Now, since April 5th anyone with email hosted by Yahoo, Google/Gmail, MS/Hotmail, LinkedIn, ComCast, and a few other large email providers will check with Yahoo and be told that no, that email did NOT come from me (or Yahoo), and they don't know where it came from. Oh, yeah, you should reject that spam. So 60% of the world's email providers all bouncing emails back to your church's small mail-list will cause it to become blacklisted immediately as a spam-spewer eve if it doesn't crash from all the bounces.
That "innocent protective policy" broke every mailing list in the world. It even broke the IETF's main discussion list, because, you know, some of those engineers use Yahoo for this non-paying volunteer work. When their email managers finally got that figured out, their emergency suggestion to list operators everywhere was to "block anyone with a Yahoo address from posting until Yahoo fixes that".

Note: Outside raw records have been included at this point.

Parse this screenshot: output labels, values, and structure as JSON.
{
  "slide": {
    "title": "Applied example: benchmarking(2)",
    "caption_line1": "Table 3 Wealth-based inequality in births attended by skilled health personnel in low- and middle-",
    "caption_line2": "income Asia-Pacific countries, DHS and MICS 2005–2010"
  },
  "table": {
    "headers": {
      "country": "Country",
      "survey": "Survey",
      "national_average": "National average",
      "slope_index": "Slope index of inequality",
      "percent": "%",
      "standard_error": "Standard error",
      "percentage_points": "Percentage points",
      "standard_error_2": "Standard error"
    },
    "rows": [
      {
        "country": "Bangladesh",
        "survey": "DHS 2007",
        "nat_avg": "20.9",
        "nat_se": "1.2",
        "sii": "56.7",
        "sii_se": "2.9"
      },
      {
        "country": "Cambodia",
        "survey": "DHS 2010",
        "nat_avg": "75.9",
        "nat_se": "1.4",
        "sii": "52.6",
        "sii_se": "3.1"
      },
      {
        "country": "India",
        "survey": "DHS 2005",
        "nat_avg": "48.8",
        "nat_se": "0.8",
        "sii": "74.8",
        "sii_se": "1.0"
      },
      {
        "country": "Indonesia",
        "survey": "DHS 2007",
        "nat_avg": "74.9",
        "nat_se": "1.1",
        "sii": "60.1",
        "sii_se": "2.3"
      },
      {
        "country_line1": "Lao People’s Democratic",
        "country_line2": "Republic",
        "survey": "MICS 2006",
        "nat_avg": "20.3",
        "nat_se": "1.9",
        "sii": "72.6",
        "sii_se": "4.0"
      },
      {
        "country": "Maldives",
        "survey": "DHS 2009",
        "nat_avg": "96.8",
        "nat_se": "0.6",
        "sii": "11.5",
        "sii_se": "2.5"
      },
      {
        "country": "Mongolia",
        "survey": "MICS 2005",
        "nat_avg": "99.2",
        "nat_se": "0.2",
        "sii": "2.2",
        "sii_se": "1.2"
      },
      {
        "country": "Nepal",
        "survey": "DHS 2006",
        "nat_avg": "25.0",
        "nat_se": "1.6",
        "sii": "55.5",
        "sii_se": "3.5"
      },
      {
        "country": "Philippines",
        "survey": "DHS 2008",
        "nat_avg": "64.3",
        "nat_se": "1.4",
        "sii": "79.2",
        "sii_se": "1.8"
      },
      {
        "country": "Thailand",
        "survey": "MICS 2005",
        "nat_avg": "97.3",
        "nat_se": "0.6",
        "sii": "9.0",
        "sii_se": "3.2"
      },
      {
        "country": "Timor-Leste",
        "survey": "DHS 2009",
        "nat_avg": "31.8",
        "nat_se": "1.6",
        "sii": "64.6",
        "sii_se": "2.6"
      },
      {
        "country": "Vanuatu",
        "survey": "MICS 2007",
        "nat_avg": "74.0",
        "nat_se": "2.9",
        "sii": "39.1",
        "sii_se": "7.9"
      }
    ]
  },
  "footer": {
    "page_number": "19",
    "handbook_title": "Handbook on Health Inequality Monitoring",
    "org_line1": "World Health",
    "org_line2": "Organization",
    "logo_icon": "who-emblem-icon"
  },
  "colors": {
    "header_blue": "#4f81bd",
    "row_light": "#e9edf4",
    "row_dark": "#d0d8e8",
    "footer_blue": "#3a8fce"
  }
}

Now, surely Yahoo will realize this was a mistake, right? I've been waiting for them to rescind that policy, but now Yahoo has finally published a clarifying letter on their own site. It basically says "We're doing this to control spam. Fuck anyone who uses email lists". And, I'm pretty active in a couple of email lists.
So, I'm moving to "ZM@TampaAD.net". I'll keep the Yahoo address for now, but as I get things moved over I'll check it less and less until I forget about it. If you want to contact me and don't want to see how often I check something broken, please use the new one.
Well, the title pretty much says everything I might put here. The proofreaders are done, I have fixed many of the issues they raised, we took a couple to the authors' list and got resolutions. It's time!